Justice Brennan, joined by Justice O'Connor, Justice Scalia, and
Justice Kennedy, concluded in Part III-C that the first seven questions
asked Muniz fall outside Miranda protections and need not be
suppressed. Although they constituted custodial interrogation, see
Rhode Island v. Innis, 446 U. S. 291, they are nonetheless admissible
because the questions were asked "for record-keeping purposes only,"
and therefore they fall within a "routine booking question" exception
which exempts from Miranda's coverage questions to secure the
"biographical data necessary to complete booking or pretrial services,"

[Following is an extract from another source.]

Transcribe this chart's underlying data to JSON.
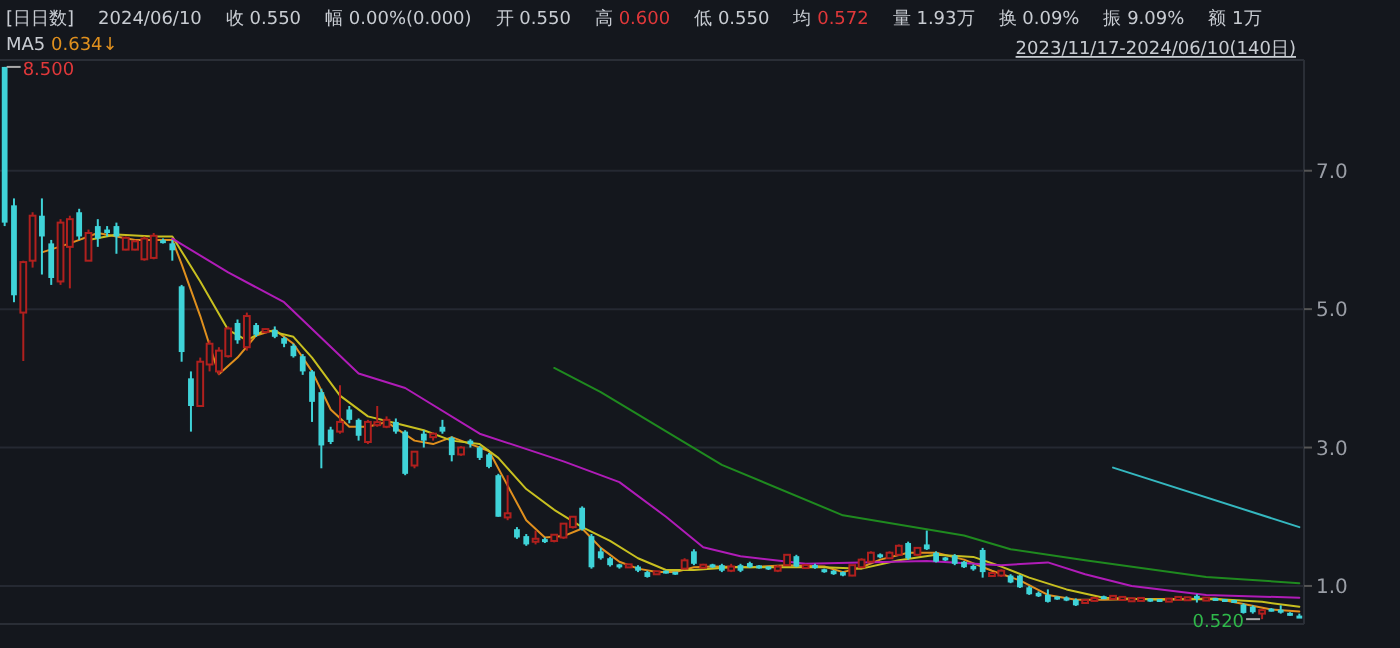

United States v. Horton, 873 F. 2d 180, 181, n. 2. Pp. 17-18.
The Chief Justice, joined by Justice White, Justice Blackmun, and
Justice Stevens, concluded that Muniz's responses to the "booking"
questions were not testimonial and therefore do not warrant application
of the privilege. P. 3.
Brennan, J., announced the judgment of the Court and delivered the opinion
of the Court with respect to Parts I, II, III-A, and IV, in which
Rehnquist, C. J., and White, Blackmun, Stevens, O'Connor, Scalia, and
Kennedy, JJ., joined, the opinion of the Court with respect to Part III-B,
in which Marshall, O'Connor, Scalia, and Kennedy, JJ., joined, and an
opinion with respect to Part III-C, in which O'Connor, Scalia, and Kennedy,
JJ., joined. Rehnquist, C. J., filed an opinion concurring in part,
concurring in the result in part, and dissenting in part, in which White,
Blackmun, and Stevens, JJ., joined. Marshall, J., filed an opinion
concurring in part and dissenting in part.